Based on your posting and comments I understand that some of the important qualities include:

- Economic feasibility (affordability)

- Reduced complexity (coherent framework, open standards)

- Increased functionality (coherent framework, open standards, and increased

number of tools in stack)

- Increased usefulness through flexibility (customizability, localization)

These strike me also as very important qualities. When achieved, what differences do you see the FOSS Education Solution having, for example, in higher education in some key UNESCO priority areas?

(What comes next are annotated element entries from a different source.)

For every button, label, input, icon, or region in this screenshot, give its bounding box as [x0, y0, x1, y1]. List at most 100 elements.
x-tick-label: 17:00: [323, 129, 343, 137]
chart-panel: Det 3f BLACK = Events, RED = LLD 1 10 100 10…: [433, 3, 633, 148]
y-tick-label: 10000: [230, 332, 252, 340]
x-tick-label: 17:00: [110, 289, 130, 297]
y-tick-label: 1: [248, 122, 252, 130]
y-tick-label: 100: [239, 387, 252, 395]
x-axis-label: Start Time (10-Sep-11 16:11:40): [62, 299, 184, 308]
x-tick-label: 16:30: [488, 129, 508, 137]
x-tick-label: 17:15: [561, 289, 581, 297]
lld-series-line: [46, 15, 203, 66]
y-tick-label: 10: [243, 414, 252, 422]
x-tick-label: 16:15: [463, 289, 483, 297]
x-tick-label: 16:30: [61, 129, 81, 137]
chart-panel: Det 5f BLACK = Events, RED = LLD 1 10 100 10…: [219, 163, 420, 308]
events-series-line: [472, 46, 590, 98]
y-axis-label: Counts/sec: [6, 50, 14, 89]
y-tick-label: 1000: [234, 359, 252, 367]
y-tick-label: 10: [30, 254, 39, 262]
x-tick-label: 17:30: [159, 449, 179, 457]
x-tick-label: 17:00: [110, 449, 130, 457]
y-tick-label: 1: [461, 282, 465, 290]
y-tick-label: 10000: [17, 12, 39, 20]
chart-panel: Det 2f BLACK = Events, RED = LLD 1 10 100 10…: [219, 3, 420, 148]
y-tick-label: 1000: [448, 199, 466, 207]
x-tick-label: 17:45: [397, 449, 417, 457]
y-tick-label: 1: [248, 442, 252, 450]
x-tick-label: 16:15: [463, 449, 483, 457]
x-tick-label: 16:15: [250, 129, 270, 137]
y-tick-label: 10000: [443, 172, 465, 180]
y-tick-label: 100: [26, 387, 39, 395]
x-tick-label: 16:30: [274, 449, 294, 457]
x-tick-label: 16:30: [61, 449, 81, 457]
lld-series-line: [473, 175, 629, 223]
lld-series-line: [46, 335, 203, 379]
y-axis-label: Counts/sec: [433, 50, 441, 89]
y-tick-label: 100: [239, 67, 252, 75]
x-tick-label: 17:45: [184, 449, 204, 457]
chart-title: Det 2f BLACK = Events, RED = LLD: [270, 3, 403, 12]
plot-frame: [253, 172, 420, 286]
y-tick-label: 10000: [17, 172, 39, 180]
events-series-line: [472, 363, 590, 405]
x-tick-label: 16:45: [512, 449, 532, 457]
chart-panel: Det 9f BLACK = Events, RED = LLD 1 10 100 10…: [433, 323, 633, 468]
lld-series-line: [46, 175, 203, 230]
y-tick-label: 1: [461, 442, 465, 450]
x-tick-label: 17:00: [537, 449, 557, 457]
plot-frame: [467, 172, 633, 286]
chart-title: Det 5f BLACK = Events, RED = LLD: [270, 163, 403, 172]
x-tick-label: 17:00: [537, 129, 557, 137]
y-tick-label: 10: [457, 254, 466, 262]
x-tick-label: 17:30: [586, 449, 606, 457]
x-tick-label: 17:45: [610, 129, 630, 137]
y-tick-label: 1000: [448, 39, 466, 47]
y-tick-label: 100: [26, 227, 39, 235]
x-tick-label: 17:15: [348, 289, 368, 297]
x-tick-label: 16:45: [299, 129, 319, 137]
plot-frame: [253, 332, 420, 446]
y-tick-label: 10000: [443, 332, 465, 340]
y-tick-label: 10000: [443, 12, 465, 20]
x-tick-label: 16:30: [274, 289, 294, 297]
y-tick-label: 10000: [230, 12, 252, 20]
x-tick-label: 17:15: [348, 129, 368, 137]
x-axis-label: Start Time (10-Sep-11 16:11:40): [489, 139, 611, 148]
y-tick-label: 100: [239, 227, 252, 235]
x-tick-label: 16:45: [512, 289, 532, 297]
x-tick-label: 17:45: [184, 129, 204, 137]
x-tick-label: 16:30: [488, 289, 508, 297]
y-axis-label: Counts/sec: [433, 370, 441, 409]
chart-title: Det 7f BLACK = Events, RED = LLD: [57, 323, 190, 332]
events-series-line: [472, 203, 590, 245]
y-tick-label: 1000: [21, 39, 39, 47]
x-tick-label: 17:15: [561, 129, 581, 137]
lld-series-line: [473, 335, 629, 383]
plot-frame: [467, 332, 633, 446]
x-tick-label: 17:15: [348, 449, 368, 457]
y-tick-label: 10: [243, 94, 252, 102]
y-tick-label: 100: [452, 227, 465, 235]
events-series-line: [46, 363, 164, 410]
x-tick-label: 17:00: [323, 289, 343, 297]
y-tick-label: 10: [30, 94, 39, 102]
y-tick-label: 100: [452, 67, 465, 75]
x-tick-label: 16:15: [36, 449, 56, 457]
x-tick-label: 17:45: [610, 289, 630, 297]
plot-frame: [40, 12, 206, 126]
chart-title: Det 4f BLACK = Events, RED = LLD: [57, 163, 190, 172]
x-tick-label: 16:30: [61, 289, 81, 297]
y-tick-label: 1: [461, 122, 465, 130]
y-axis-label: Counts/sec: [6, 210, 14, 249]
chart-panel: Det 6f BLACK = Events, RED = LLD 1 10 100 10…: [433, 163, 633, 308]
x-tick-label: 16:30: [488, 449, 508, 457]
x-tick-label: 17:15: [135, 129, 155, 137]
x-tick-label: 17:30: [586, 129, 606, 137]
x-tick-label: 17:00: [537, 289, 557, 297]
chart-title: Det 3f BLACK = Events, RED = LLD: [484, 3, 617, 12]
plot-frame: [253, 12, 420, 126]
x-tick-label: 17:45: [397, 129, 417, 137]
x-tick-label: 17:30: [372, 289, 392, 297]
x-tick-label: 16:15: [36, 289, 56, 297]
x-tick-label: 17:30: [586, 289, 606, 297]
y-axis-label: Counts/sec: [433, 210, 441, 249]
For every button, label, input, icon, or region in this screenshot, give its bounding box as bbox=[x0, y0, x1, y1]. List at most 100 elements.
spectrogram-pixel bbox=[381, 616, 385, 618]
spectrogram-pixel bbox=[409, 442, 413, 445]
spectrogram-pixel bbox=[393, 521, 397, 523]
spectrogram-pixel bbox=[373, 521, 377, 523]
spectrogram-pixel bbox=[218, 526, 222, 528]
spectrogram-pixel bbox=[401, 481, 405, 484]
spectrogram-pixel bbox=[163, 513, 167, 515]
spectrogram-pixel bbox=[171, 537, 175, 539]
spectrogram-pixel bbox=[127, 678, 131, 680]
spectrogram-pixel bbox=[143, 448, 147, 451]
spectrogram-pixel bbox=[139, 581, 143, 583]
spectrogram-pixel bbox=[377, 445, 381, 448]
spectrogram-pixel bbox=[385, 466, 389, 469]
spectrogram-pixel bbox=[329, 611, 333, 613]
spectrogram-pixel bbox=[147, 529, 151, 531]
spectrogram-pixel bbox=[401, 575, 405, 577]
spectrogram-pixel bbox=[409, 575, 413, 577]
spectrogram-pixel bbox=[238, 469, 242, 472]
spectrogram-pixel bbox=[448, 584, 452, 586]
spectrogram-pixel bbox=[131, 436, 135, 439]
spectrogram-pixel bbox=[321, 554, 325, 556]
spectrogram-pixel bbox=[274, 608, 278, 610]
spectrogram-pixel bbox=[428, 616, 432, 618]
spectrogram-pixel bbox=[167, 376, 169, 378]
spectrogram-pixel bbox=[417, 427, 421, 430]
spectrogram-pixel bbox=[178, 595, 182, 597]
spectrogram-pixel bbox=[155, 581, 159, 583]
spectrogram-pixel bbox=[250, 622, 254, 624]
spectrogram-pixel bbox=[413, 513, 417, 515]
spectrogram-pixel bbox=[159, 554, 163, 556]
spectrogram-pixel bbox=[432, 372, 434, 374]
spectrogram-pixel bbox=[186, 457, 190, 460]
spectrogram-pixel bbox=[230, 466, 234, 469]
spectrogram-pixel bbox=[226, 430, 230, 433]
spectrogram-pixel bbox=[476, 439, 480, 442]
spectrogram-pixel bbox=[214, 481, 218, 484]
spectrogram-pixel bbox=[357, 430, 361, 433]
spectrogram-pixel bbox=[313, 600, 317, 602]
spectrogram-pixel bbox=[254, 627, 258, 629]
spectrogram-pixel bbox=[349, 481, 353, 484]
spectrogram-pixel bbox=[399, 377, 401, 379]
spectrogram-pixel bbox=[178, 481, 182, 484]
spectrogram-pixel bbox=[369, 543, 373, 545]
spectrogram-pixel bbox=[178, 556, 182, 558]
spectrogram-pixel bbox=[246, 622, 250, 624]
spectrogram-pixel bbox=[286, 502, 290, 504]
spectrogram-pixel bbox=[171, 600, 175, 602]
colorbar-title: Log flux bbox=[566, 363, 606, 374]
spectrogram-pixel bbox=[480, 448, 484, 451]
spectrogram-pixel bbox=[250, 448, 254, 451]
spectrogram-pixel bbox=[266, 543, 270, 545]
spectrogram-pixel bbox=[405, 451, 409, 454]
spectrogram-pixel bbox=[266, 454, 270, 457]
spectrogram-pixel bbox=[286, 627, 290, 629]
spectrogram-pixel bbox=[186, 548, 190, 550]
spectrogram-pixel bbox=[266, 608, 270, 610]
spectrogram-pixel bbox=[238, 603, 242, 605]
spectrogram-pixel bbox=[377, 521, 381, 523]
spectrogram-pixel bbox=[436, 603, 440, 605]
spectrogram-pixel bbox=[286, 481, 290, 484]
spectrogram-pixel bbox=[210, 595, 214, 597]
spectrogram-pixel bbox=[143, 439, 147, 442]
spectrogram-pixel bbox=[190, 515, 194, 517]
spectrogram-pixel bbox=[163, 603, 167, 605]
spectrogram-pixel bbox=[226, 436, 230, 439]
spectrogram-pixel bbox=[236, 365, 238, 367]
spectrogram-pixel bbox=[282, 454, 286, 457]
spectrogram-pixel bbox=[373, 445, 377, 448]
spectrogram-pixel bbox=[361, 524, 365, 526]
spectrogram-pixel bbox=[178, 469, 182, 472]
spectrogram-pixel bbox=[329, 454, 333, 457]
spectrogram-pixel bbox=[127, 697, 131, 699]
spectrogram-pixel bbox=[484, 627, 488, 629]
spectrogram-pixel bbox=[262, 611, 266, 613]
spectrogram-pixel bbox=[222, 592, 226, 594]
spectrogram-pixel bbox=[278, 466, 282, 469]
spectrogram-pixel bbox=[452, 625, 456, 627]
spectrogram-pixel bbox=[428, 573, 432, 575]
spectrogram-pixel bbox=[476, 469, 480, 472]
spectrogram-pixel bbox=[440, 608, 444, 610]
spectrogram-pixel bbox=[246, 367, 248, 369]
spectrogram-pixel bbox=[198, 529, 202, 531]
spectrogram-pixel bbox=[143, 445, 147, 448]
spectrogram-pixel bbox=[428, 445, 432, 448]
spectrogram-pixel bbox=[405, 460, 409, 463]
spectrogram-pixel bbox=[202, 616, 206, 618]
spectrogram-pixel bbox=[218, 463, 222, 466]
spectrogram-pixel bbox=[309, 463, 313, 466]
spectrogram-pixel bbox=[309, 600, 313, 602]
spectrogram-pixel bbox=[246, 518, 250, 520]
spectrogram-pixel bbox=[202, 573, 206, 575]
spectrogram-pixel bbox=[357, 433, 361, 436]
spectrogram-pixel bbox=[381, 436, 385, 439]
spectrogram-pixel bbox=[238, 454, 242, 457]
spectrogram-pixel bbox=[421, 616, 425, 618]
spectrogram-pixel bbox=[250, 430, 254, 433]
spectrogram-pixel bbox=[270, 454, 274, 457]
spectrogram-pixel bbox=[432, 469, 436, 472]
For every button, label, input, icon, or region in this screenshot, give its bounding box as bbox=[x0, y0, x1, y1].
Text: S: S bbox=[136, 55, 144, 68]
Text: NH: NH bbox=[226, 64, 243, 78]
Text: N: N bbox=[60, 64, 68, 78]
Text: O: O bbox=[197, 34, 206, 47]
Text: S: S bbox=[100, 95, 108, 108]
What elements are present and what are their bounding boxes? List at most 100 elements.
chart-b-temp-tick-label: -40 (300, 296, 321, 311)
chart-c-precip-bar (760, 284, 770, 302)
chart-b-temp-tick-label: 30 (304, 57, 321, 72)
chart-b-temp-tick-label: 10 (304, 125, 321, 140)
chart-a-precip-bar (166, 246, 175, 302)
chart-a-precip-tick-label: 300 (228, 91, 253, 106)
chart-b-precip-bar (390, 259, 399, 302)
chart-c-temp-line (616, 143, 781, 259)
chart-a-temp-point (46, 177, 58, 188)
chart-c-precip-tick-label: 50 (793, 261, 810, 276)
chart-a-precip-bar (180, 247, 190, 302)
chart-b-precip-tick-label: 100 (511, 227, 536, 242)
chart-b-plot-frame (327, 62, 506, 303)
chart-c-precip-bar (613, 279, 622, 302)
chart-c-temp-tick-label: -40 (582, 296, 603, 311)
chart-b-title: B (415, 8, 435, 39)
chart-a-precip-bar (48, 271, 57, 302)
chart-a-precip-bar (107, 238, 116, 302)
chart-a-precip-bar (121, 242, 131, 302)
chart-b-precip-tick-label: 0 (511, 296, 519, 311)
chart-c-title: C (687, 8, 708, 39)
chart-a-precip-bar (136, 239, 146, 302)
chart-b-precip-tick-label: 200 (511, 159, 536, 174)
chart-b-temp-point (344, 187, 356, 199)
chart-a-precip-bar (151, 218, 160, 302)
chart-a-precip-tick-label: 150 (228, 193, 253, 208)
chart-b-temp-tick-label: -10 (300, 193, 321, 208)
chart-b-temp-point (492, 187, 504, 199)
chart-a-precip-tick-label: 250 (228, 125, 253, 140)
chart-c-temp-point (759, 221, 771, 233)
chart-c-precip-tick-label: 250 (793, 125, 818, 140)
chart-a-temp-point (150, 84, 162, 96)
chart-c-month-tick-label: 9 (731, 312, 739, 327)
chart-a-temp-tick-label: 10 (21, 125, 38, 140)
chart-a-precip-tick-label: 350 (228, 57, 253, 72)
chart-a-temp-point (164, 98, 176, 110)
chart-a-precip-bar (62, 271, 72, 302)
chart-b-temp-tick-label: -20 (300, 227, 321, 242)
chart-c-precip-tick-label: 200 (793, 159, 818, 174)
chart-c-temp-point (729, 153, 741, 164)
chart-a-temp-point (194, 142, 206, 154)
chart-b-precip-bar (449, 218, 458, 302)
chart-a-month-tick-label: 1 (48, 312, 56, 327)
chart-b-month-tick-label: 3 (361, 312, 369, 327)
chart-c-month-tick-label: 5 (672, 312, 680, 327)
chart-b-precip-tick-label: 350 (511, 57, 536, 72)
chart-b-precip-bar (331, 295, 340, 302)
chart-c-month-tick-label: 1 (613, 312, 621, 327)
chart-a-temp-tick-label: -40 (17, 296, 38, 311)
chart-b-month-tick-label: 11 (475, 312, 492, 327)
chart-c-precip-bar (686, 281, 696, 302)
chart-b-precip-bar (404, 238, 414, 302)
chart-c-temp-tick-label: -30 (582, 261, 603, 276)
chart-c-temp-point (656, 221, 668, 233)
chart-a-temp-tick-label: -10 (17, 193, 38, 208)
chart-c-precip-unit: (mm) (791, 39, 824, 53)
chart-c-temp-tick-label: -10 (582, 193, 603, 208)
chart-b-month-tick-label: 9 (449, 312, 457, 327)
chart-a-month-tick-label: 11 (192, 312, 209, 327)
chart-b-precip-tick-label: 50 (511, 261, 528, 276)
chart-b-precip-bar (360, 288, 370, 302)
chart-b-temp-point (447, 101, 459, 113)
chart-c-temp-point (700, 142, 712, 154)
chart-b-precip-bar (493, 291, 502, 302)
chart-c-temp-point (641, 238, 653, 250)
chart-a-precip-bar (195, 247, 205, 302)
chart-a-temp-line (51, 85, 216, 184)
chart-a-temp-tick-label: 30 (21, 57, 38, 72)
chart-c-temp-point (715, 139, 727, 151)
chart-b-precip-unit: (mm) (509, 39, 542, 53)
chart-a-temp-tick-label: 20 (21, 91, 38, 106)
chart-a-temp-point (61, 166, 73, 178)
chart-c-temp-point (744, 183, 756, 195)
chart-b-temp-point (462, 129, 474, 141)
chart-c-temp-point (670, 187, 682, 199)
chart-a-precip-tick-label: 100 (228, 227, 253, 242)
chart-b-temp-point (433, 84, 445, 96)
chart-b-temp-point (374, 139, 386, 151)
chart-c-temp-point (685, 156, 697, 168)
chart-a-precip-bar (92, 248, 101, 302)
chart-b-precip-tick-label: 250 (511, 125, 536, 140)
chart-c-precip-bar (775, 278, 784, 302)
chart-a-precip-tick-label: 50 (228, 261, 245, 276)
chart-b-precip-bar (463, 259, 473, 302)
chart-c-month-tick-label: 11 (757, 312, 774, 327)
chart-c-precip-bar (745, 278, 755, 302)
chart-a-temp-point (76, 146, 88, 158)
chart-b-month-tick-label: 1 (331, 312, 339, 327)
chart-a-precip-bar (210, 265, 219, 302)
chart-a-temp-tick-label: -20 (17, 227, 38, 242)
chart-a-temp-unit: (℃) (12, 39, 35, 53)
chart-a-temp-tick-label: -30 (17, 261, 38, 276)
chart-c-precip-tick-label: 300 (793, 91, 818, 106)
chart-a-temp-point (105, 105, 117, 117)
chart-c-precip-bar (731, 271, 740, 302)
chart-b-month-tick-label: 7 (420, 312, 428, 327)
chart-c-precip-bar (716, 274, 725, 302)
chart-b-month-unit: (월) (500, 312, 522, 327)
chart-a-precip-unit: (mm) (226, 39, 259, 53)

Taking into consideration the priority areas defined in UNESCO Draft Programme and Budget for 2008–2009, it is expected that FOSS Education Solution would have an impact on:

  • Establishing new approaches to knowledge dissemination and utilization, particularly through new models of Open and Distance Learning (ODL) for life-long learning.
  • Fostering the use of ICTs in teaching and learning, including the establishment of standards to strengthen ICT competences for teachers and the development of strategies and best practices for integrating free and open sources software and open education resources in learning processes.
  • The implementation of WSIS Action Line C7 “E-learning”.

If that’s not a big enough question, I am also wondering also if you have a general sense of what a few of the big dependencies are that have to be considered and addressed to realize the potential impact of the FOSS Education Solution?

A FOSS Education Solution is dependent from a robust IT infrastructure - Virtual Universities cannot afford to be offline. Institutions must be prepared to spend money to establish a reliable hardware setup, and continue to support the ongoing costs of repairs and updates to equipment.

It is also dependent from the availability of courseware content, i.e. Open Educational Resources. The solution should include flexible courseware design tools that should be easily understood by a fairly non-technical audience.

University staff should acquire the necessary skills for using the tools provided in FOSS Education Solution.

That is, recognizing that education is embedded in a complex environment, what are some of the challenges, technological and non-technological, that need to be considered and addressed that would enhance the impact of a FOSS Education Solution.

I think that a hands on approach should be used. Very good documentation that includes planning, guidelines and best practices documents should be part of the solution.

The challenges will also be about producing new releases and upgrading existing implementations. Creating a strong community of users and partnership networking would be important to enhance the impact of a FOSS Education Solution.